Se a ascensão econômica da China não é nenhuma novidade, o que causa o atual desconforto? Estará o “Ocidente” esperando aflito a chegada de bárbaros que não existem mais, como no poema de Konstantinos Kaváfis? “Sem bárbaros o que será de nós?Ah! eles eram uma solução?”.

Seja pelo motivo que for, temos de um lado um ator que, a partir de suas raízes históricas, propõe uma nova ordem internacional amparada em conceitos estranhos ao que se convencionou chamar de “Ocidente”. Ao fazer isso, a China diz reivindicar tão somente o lugar no mundo que ocupou pacificamente em quase toda a sua história, superando em definitivo uma época de humilhações para restabelecer o respeito que os chineses sempre tiveram por si mesmos e que esperam receber do mundo. Afirma que isso se dará em paz, pois seu sucesso econômico da China abrirá possibilidades para todos. Do outro lado, temos o bloco dos EUA e seus satélites, cada vez mais economicamente ligado à China e cada vez mais sem saber como construir um adequado conceito de “rival” para um país que oferece sorrisos e imensas oportunidades de negócios.

Há leituras que forçam a caracterização da China como o novo desafiante da hegemonia norte-americana. Essa idéia seria familiar ao discurso do inimigo, que animou a Guerra Fria e continua justificando as ações militares norte-americanas pelo mundo. Porém, de sua parte, a China rejeita esse rótulo. Em seu discurso, Xi apresentou seu país como um exemplo de sucesso na superação da pobreza, mas reforçou que se opõe a qualquer tipo de ingerência nos assuntos de qualquer outro estado. Não se trataria de disputar com os EUA, mas de fazer parte de um mundo que além de não poder mais ignorar a China, também não pode prescindir dela.
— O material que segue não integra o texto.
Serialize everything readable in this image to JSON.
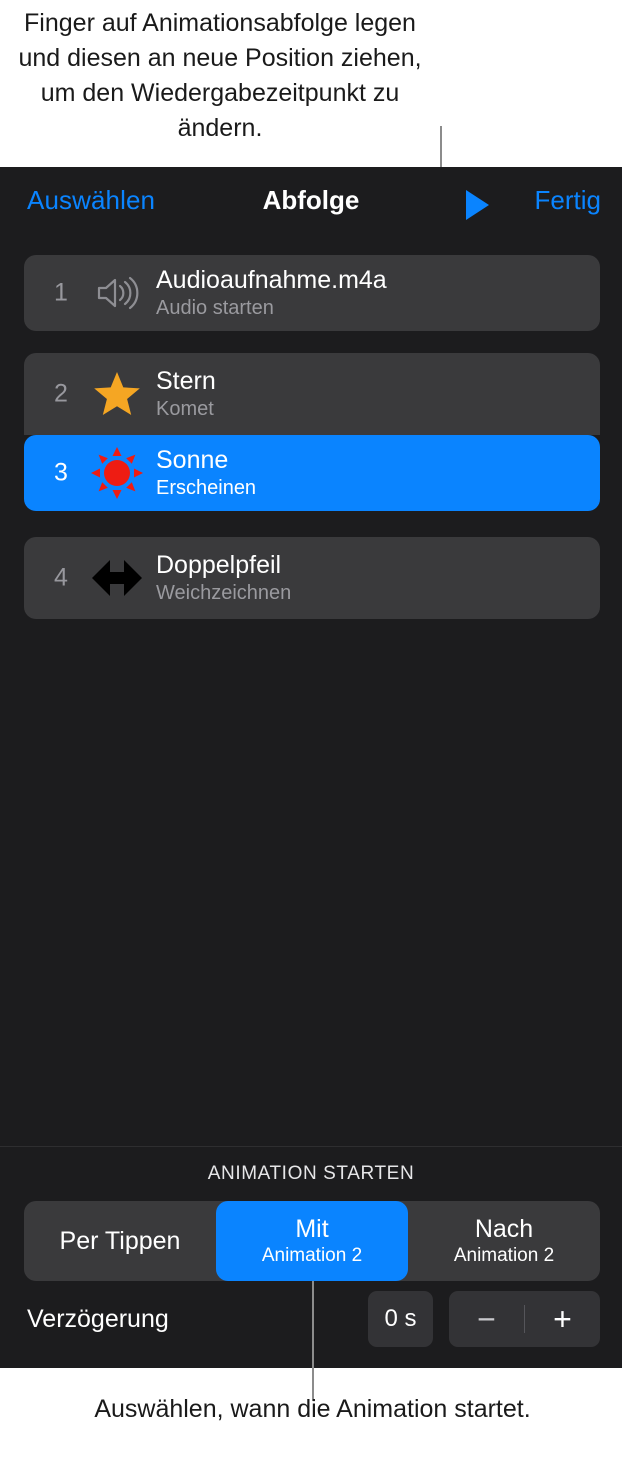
{
  "callouts": {
    "top": "Finger auf Animationsabfolge legen und diesen an neue Position ziehen, um den Wiedergabezeitpunkt zu ändern.",
    "bottom": "Auswählen, wann die Animation startet."
  },
  "navbar": {
    "select_label": "Auswählen",
    "title": "Abfolge",
    "play_icon": "play-icon",
    "done_label": "Fertig"
  },
  "list": {
    "rows": [
      {
        "index": "1",
        "icon": "speaker-wave-icon",
        "title": "Audioaufnahme.m4a",
        "subtitle": "Audio starten",
        "selected": false
      },
      {
        "index": "2",
        "icon": "star-icon",
        "title": "Stern",
        "subtitle": "Komet",
        "selected": false
      },
      {
        "index": "3",
        "icon": "sun-icon",
        "title": "Sonne",
        "subtitle": "Erscheinen",
        "selected": true
      },
      {
        "index": "4",
        "icon": "double-arrow-icon",
        "title": "Doppelpfeil",
        "subtitle": "Weichzeichnen",
        "selected": false
      }
    ]
  },
  "animation_start": {
    "section_title": "ANIMATION STARTEN",
    "segments": [
      {
        "main": "Per Tippen",
        "sub": "",
        "selected": false
      },
      {
        "main": "Mit",
        "sub": "Animation 2",
        "selected": true
      },
      {
        "main": "Nach",
        "sub": "Animation 2",
        "selected": false
      }
    ]
  },
  "delay": {
    "label": "Verzögerung",
    "value": "0 s",
    "minus_label": "−",
    "plus_label": "+"
  },
  "colors": {
    "accent": "#0a84ff",
    "panel_bg": "#1c1c1e",
    "row_bg": "#3a3a3c",
    "star": "#f5a623",
    "sun": "#ee1c13",
    "arrow": "#000000"
  }
}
No mesmo debate já mencionado, da Aurea Foundation, o experiente Henry Kissinger dizia que a questão real a ser discutida não é se a China será ou não a potência hegemônica do século XXI (e ele acha que não), mas sim qual será a posição dos Estados Unidos diante do desafio de lidar com esse enigma chinês. Inclusive conceitualmente, os especialistas e estrategistas terão que se empenhar mais para repensar o que hoje se compreende como sistema internacional. Claro que a transnacionalização da economia e o surgimento de temas cuja natureza exige a cooperação (meio-ambiente, por exemplo) já vinham agindo nesse sentido, mas a voz potente da China é um elemento a mais no desafio de revisão conceitual. E qual será a posição adotada pelos EUA para se posicionar nesse cenário? Essa incógnita é a chave do que virá pela frente.
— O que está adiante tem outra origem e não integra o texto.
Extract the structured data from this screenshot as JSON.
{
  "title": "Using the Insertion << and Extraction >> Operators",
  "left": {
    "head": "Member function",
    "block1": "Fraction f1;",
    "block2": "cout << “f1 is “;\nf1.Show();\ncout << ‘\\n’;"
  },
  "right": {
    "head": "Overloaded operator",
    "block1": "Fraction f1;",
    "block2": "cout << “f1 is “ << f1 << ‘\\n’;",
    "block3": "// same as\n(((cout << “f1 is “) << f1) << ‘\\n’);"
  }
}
A China avança sem agredir, e isso causa desconcerto. Ela não propõe a dissolução de instituições internacionais ou a criação de congêneres rivais, experiência que conhecemos. Sua estratégia nas relações exteriores passa pela construção lenta e gradual de organismos paralelos, com o enorme cuidado de não parecer gerar contradições ou rivalidades. Um exemplo próximo a nós, latino-americanos: a China não precisa buscar consolidar algo como a Aliança do Pacífico para fazer valer seus interesses se contrapondo ao Mercosul, mas busca dialogar com os países que aceitam o diálogo, abre linhas de crédito, financia a construção de infra-estrutura. Um outro exemplo é do grupo “16+1”, que reúne dezesseis países do Leste Europeu e a China com a mesma justificativa dos investimentos. Há incômodo na União Europeia, mas não se pode acusar os chineses de buscarem sua desarticulação.
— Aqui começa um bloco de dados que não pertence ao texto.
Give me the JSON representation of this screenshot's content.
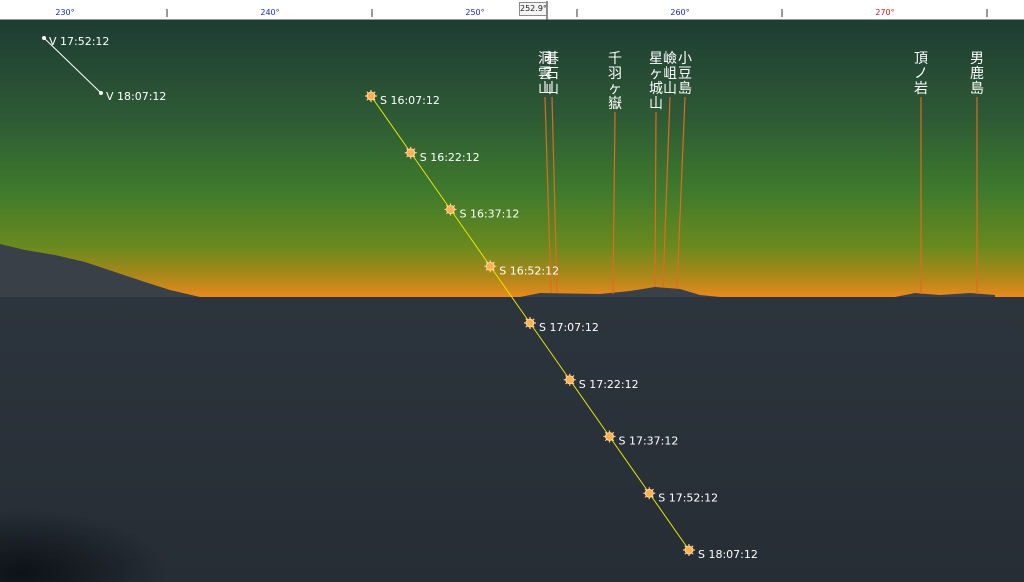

Xi Jinping fechou seu discurso citando o Tao para depois conclamar os militantes do Partido Comunista a se empenharem cada vez mais nos objetivos de modernizar o país, reunificá-lo e defender a paz mundial e o desenvolvimento comum de todos os povos. Xi poderia ter citado outra passagem do Tao: “não há nada mais fluido e suave que a água e, no entanto, nada se iguala a ela para atacar a rudeza”. Lentamente, a água abre caminho entre as montanhas com força paciente, constante e quase imperceptível, redesenhando a paisagem. Como a China… Lao Zi seguirá nesse caminho, desfazendo a armadilha de Tucídides? Mais de 2 mil anos após a morte de ambos, é essa a grande questão do nosso século.